От первой кружки настоя ножи заработали в желудке, пот потек на глаза.

— Аленка, шайтанова ты сваха, помираю, кажись.

— Поставлю на ноги, сказано тебе.

Виделось ему в горячем сне, будто некое голо-скелетное создание чем-то долго маялось, обрастя телом, а уж под утро при свете звезды ласково улыбнулась ему его давняя любовь.

Проснулся в кровати на заре от голода. Сестра есть не дала, а велела еще кружку выпить. Обжигало, но без болей. На закуску дала сырой баранины.

— Поешь, опять заваливайся спать.

Тепло заливало все тело, и Андриян слышал сквозь сладкую дрему голос, легкие шаги. Уж так-то покойно было ему, будто младенцу в теплой зыбке.

Травами ли поправила Алена брата, причитаниями ли разжалобила смерть, уже взявшуюся было всерьез за Андрияна Толмачева, но только он оклемался.

— Жил ты просто, по-русски, и помирать надо по-русски, — сказала ему Алена. — Не торопись, сделай свои дела. А то как же иначе? Бац-бац и в могилку? Попрощайся с родней. На это десяток годов надо… а то и больше.

— Неграмотная, а как уламываешь, уминаешь беду, — сказал Андриян.

— Приехал бы на месячишко, братик. В путаницу не втянем. Без тебя я не вернуся.

— Эх, сестрица, довезешь ли меня до родной земли? На полпути как бы не развязались узлы…

IV

Как только черноземная степь зазеленела ароматной сочной травою, а кобылицы нагуляли жир, пастухи начали приготавливать богатырский напиток в турсуках — кожаных мешках.
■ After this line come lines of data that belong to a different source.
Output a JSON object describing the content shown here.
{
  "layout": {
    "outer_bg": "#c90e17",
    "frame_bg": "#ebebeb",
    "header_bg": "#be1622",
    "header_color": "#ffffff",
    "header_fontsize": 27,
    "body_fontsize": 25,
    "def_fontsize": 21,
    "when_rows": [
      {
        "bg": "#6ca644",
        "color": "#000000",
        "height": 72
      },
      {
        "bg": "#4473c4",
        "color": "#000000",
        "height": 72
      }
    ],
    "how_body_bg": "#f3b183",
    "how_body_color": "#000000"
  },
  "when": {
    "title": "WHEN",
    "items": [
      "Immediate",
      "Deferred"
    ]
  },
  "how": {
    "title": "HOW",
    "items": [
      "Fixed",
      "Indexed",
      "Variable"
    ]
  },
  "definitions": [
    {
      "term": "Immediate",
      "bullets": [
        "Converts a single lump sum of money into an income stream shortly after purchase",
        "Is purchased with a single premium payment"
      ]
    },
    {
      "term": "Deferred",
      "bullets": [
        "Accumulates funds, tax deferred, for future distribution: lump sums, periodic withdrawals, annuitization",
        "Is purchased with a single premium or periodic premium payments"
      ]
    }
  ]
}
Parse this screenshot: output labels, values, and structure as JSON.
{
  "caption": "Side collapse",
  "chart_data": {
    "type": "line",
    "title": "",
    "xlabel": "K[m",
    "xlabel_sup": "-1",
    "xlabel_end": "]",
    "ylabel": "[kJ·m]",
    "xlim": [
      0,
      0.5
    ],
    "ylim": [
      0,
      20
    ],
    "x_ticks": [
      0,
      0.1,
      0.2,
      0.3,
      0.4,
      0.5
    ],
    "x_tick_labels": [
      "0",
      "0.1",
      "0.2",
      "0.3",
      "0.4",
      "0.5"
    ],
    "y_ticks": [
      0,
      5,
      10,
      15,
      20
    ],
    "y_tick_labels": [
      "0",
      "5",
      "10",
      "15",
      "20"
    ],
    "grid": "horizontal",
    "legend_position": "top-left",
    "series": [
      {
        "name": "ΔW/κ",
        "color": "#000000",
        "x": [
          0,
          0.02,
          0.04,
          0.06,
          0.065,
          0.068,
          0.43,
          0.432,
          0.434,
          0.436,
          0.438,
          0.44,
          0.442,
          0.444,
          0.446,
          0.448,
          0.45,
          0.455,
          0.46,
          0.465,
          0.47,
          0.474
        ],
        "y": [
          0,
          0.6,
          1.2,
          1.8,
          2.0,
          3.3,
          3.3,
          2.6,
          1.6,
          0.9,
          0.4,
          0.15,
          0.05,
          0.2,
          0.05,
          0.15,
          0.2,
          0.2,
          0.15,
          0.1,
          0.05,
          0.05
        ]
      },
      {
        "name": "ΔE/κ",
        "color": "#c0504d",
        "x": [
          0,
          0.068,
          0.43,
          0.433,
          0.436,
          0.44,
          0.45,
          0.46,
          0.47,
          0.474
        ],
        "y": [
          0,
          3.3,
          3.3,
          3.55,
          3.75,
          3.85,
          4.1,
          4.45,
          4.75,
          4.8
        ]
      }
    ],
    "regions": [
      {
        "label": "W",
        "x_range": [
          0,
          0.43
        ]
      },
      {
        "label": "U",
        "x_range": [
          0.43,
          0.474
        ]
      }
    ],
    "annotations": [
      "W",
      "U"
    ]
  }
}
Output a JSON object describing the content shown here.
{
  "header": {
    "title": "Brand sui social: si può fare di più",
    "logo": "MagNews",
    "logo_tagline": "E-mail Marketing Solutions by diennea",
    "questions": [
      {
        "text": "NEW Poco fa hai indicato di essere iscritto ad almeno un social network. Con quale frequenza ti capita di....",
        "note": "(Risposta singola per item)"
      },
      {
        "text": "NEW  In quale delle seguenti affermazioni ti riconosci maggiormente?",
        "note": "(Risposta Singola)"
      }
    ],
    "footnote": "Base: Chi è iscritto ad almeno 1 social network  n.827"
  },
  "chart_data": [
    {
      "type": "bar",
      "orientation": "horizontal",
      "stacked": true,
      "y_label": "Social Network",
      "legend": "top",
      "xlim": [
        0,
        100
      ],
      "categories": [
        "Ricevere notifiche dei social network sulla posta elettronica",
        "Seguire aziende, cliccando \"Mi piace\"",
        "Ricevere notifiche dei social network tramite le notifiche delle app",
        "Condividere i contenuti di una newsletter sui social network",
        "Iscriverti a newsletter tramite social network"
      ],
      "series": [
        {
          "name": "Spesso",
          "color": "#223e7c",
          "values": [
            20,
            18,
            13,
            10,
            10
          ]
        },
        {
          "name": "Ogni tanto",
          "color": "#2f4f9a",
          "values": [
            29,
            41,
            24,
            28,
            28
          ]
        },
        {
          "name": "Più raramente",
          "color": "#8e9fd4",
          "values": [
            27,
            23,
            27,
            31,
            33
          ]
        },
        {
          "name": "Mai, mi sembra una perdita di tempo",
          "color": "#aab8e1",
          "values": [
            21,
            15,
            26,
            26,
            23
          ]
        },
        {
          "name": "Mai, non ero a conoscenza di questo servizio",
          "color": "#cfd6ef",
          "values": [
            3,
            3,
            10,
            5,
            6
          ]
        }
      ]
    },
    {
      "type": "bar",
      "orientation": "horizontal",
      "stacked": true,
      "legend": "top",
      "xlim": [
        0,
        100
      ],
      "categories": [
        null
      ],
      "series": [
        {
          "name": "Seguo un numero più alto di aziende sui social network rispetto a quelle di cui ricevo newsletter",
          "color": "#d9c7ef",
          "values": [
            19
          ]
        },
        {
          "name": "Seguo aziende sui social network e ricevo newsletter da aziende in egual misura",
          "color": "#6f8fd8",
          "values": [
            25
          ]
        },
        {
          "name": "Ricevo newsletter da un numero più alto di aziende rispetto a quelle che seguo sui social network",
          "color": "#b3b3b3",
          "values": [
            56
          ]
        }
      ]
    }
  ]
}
В расцветшую травами, затрезвоненную жаворонками степь съехались на кумыс недужные упитывать, укреплять и обновлять себя.
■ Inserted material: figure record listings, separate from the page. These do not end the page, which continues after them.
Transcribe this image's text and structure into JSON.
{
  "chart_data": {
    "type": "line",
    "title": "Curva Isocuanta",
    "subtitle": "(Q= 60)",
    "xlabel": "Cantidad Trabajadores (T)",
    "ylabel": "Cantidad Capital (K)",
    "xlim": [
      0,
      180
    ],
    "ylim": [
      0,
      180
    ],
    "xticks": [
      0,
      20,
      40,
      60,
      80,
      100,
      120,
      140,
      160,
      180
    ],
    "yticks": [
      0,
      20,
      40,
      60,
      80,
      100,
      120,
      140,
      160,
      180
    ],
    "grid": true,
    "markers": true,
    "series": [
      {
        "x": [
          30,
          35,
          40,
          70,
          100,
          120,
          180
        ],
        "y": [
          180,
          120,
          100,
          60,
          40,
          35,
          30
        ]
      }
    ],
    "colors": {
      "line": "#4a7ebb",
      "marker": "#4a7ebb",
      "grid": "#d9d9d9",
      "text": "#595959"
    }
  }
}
Радостью были для жителей многоэтажных домов, окуриваемых дымом индустриального гиганта, любая хатенка, мазанка или даже сараюшка — не спорница с заревой прохладой, доверчиво раскрывшая оконце на шепот трав, кустов и птичий щебет.

А предел-ташлинцы все — от грудного младенца до старика — пили допьяна самодельный кумыс.
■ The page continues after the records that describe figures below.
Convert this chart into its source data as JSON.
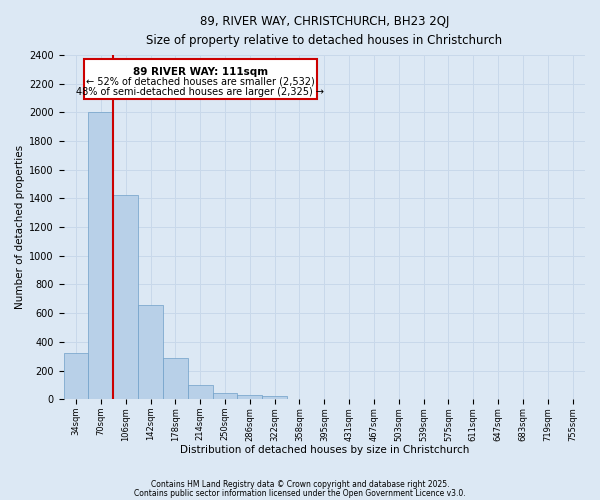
{
  "title1": "89, RIVER WAY, CHRISTCHURCH, BH23 2QJ",
  "title2": "Size of property relative to detached houses in Christchurch",
  "xlabel": "Distribution of detached houses by size in Christchurch",
  "ylabel": "Number of detached properties",
  "bar_heights": [
    325,
    2000,
    1425,
    660,
    285,
    100,
    45,
    30,
    20,
    0,
    0,
    0,
    0,
    0,
    0,
    0,
    0,
    0,
    0,
    0,
    0
  ],
  "bar_labels": [
    "34sqm",
    "70sqm",
    "106sqm",
    "142sqm",
    "178sqm",
    "214sqm",
    "250sqm",
    "286sqm",
    "322sqm",
    "358sqm",
    "395sqm",
    "431sqm",
    "467sqm",
    "503sqm",
    "539sqm",
    "575sqm",
    "611sqm",
    "647sqm",
    "683sqm",
    "719sqm",
    "755sqm"
  ],
  "bar_color": "#b8d0e8",
  "bar_edge_color": "#6fa0c8",
  "ref_line_color": "#cc0000",
  "annotation_title": "89 RIVER WAY: 111sqm",
  "annotation_line1": "← 52% of detached houses are smaller (2,532)",
  "annotation_line2": "48% of semi-detached houses are larger (2,325) →",
  "annotation_box_color": "#ffffff",
  "annotation_box_edge_color": "#cc0000",
  "ylim": [
    0,
    2400
  ],
  "yticks": [
    0,
    200,
    400,
    600,
    800,
    1000,
    1200,
    1400,
    1600,
    1800,
    2000,
    2200,
    2400
  ],
  "grid_color": "#c8d8ea",
  "bg_color": "#dce8f4",
  "footer1": "Contains HM Land Registry data © Crown copyright and database right 2025.",
  "footer2": "Contains public sector information licensed under the Open Government Licence v3.0.",
  "num_bins": 21
}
Приехал и Андриян Толмачев индустриальную усталь выпарить из костей березовым веником, кумыском отдохновенно затуманить душу, напиться тишиною вдали от своего зевластого детища — металлургического комбината.

Алена помогла ему отыскать бугорок в лесочке, откуда потекли речки — одна в полуночь, другая на полдень. И пока он, сидя на теплом камне, холодил левую руку в ручейке, на север бегущем, правую — в ручейке, бегущем на юг, Алена, выпростав ухо из-под платка, прислушивалась к таинственным звукам. И потом рассказывала Андрияну, его же беря в свидетели, будто слышалось ему жалобное расставание двух сестриц-речушек, из одного материнского лона вытекающих из-под бела камня.

— Где же мы с тобой сустретимся, милая сестрица-речка, в полночь текомая? Не заплутаешься ли ты в длинной ночи? Не скорежат — не сморозят тебя морозы лютые?

— Не плачь — не печалуйся обо мне, сестра, к солнцу бегущая. За тебя растревожилась я — по степям, пескам не усохла бы ты. Не заросла бы полынь-травою, горькая участь твоя…

Андриян согласно кивал головою сестре.

Управляющий кумысным совхозом Беркут Алимбаев предложил Толмачеву на машине поездить по угодьям и коричнево засиял широким лицом, когда Андриян попросил оседлать смирную лошаденку и дать сопровождающим молчаливого джигита, лучше бы из молодых табунщиков.

Спокойнее, почтительнее и немотнее Силы Саурова не нашлось. Не спросишь — рта не раскроет. Выехали до восхода солнца. Табун кобылиц рассыпался по сочнотравному отложью. Парень в чекмене, зеленой рубахе, подпоясанный по тонкому стану ремнем с бляхами, в белой войлочной шляпе ехал на своей кобыле на полкорпуса позади, за ним бежал жеребенок, а лохматый пес спел впереди Андрияновой лошади.